Por Ana Rafaella Oliveira, compartilhado de Projeto Colabora




Na foto: Aldeia Fontoura -TO – Foto Hawalari Coxini e Rafaella Coxini (2019)

As aldeias do povo Inỹ Karajá estão presentes no território que hoje se estende pelos estados de Goiás, Tocantins, Mato Grosso e Pará, às margens do Rio Araguaia. Essa população de cerca de 4 mil pessoas e que se distribui entre 27 aldeias foi tema de uma exposição digital, coordenada por Indyanelle Marçal, doutoranda do Programa de Pós-Graduação em Arte e Cultura Visual da Universidade Federal de Goiás (UFG), e de sua orientadora, a professora da mesma universidade, Dra. Rita Morais de Andrade. Ambas fazem parte do Grupo de Pesquisa (CNPq/UFG) Indumenta: dress and textiles studies in Brazil, que promove, apoia e realiza trabalhos e atividades de ensino, pesquisa e extensão universitárias visando a pluralidade das histórias do vestir no Brasil e em Abya Yala.

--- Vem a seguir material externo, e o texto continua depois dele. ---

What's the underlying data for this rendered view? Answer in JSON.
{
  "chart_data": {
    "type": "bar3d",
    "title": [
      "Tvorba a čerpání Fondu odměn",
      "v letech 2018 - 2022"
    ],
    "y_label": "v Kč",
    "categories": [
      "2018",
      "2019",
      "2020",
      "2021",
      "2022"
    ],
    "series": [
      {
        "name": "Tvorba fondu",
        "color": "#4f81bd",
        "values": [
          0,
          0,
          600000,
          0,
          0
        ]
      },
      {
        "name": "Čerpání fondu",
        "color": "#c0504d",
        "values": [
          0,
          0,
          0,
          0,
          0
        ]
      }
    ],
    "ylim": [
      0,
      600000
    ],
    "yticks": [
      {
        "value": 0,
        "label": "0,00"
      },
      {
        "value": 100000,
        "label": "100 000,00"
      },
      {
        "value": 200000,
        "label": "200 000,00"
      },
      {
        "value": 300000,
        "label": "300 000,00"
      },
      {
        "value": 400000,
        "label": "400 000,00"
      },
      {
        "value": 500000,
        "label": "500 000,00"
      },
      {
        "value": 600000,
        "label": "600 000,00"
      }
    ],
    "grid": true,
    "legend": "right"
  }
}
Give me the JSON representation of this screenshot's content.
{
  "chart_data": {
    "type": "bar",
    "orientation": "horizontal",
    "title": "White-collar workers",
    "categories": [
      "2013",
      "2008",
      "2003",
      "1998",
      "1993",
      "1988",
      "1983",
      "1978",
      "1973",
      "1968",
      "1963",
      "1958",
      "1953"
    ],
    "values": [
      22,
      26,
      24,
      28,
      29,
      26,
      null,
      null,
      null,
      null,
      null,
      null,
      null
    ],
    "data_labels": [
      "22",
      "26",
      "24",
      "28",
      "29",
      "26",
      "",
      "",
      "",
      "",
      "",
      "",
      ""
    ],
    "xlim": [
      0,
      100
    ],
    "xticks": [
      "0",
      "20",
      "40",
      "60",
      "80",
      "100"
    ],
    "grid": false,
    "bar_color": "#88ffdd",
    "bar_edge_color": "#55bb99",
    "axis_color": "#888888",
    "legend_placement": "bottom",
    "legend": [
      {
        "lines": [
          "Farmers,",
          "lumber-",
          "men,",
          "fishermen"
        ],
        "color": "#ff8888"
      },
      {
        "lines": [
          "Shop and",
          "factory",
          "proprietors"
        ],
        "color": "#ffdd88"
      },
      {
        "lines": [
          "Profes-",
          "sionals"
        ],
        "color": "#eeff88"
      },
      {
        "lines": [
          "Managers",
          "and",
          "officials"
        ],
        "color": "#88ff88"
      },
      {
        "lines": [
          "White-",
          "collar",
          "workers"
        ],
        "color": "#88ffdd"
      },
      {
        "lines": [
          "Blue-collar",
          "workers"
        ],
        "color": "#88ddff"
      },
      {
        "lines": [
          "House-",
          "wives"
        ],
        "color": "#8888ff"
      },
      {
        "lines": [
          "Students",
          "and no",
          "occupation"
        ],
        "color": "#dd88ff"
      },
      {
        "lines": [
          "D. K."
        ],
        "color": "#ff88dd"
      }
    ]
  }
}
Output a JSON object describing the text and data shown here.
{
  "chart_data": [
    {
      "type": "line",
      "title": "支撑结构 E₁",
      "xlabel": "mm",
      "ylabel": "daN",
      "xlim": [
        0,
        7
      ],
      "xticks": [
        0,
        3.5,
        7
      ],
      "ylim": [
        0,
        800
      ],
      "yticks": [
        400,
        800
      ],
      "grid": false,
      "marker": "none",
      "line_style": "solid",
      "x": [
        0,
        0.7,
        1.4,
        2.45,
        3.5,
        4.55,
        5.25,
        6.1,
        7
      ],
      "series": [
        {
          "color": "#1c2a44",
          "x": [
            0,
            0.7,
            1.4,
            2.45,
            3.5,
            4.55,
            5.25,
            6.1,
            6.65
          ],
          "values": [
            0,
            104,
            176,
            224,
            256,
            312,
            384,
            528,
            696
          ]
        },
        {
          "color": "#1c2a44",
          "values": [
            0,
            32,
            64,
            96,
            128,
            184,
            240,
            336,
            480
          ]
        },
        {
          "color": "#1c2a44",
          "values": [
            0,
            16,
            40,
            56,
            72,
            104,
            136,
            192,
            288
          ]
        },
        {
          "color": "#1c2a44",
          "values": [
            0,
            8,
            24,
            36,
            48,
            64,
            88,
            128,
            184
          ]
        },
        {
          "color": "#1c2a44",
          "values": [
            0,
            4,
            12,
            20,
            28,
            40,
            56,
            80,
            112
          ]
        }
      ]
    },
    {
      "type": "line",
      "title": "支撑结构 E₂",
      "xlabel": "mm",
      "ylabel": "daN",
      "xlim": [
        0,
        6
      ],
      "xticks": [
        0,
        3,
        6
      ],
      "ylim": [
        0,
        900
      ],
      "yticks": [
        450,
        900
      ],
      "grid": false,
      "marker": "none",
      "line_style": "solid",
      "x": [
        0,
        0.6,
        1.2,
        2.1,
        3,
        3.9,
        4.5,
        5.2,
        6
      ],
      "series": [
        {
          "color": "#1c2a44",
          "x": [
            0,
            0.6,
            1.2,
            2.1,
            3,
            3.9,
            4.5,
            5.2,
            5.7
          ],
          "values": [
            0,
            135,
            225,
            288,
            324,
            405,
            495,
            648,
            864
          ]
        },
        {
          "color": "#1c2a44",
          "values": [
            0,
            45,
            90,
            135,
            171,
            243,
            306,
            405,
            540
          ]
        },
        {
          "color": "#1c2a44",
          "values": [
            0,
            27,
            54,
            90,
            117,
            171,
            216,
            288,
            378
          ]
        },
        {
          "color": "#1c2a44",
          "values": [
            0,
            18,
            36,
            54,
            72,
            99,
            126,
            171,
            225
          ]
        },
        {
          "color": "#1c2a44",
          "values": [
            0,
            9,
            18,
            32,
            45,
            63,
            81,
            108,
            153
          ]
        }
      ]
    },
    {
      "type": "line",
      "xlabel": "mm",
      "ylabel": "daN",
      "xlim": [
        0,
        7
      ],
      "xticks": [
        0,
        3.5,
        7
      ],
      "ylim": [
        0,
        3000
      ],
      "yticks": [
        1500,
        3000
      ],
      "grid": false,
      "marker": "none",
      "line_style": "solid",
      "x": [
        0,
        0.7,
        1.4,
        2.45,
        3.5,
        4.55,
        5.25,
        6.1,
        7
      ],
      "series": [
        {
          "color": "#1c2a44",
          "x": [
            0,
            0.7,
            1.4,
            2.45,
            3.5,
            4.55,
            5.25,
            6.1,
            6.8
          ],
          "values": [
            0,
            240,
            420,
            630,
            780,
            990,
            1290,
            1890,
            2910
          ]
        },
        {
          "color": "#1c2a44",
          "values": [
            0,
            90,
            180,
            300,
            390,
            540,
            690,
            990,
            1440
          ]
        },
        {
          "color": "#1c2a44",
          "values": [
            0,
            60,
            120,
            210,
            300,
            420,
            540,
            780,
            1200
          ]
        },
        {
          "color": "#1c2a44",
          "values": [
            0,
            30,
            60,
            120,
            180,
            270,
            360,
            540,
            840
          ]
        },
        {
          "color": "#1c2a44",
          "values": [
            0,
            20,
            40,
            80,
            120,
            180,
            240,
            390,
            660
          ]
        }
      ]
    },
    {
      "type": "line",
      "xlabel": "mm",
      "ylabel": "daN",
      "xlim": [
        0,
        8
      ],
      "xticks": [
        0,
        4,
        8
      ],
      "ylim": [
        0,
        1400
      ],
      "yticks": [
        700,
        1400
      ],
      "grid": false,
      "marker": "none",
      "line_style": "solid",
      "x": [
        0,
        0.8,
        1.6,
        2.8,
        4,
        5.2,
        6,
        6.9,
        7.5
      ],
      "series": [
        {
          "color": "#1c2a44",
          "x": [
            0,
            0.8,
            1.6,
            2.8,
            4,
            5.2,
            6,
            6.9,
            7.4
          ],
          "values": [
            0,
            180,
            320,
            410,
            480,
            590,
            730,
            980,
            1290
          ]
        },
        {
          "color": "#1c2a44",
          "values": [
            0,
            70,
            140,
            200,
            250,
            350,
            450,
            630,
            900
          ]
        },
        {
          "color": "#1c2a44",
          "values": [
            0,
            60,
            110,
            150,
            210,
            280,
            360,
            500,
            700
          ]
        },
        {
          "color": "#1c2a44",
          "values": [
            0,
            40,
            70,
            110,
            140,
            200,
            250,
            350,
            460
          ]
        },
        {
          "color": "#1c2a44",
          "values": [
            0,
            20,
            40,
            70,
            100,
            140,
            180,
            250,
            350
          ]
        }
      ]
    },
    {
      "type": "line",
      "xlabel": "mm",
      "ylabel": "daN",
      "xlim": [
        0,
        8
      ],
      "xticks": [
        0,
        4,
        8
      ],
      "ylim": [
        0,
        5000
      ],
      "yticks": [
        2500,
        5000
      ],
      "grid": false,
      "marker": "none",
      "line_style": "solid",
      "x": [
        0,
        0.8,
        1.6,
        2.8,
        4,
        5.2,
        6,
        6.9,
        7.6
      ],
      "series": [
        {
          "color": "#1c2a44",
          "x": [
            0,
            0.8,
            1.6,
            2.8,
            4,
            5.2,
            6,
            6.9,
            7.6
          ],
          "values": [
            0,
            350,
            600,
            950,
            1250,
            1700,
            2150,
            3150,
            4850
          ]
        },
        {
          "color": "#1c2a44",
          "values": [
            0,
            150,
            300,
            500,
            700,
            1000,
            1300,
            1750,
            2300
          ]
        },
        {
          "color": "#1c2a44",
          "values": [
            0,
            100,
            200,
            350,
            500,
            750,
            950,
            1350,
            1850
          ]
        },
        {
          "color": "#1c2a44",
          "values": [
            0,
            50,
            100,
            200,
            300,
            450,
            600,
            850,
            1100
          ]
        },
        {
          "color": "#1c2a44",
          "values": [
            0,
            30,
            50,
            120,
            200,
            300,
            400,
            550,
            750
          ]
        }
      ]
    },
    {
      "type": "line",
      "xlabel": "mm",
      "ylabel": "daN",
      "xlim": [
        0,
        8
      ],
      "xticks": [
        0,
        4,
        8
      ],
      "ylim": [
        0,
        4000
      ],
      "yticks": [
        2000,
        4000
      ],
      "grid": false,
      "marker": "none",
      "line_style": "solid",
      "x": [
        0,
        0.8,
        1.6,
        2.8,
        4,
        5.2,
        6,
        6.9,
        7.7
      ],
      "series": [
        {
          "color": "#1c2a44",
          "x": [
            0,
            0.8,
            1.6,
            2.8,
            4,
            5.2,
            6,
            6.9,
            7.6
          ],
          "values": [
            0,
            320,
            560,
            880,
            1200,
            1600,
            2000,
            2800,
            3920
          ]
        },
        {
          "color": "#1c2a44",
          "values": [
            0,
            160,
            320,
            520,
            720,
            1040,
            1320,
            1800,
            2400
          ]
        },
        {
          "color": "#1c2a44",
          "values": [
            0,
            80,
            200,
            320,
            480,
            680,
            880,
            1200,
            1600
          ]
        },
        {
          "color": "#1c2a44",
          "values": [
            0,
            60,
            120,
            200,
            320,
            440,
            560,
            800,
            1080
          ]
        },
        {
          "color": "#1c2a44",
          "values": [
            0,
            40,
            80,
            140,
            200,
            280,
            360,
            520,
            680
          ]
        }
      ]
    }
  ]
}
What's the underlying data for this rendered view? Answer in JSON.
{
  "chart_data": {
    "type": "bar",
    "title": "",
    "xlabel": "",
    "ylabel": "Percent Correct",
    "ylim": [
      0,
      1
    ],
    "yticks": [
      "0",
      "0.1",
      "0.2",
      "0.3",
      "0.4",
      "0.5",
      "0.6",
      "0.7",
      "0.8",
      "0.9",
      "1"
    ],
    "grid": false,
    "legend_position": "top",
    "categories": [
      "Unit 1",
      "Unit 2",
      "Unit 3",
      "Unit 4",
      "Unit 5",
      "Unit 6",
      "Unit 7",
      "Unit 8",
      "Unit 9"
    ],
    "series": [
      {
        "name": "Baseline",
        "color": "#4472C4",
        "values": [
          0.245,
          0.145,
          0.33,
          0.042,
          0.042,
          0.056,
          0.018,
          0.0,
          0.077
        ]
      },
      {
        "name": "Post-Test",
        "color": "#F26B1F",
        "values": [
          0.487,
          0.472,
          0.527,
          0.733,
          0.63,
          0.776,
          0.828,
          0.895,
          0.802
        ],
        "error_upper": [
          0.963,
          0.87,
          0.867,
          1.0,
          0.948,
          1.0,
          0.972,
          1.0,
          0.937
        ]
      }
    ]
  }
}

Intitulada de “Ixitkydkỹ: um olhar sobre os vestires tradicionais das mulheres Inỹ Karajá”, a exposição contou com a curadoria de duas educadoras nativas dessa etnia: Waxiaki Karajá e Tuinaki Koixaru Karajá. Com a palavra ixitkydkỹ, que significa “vestir”, aparecendo em primeiro plano no título, há uma valorização da língua materna dos Inỹ Karajá.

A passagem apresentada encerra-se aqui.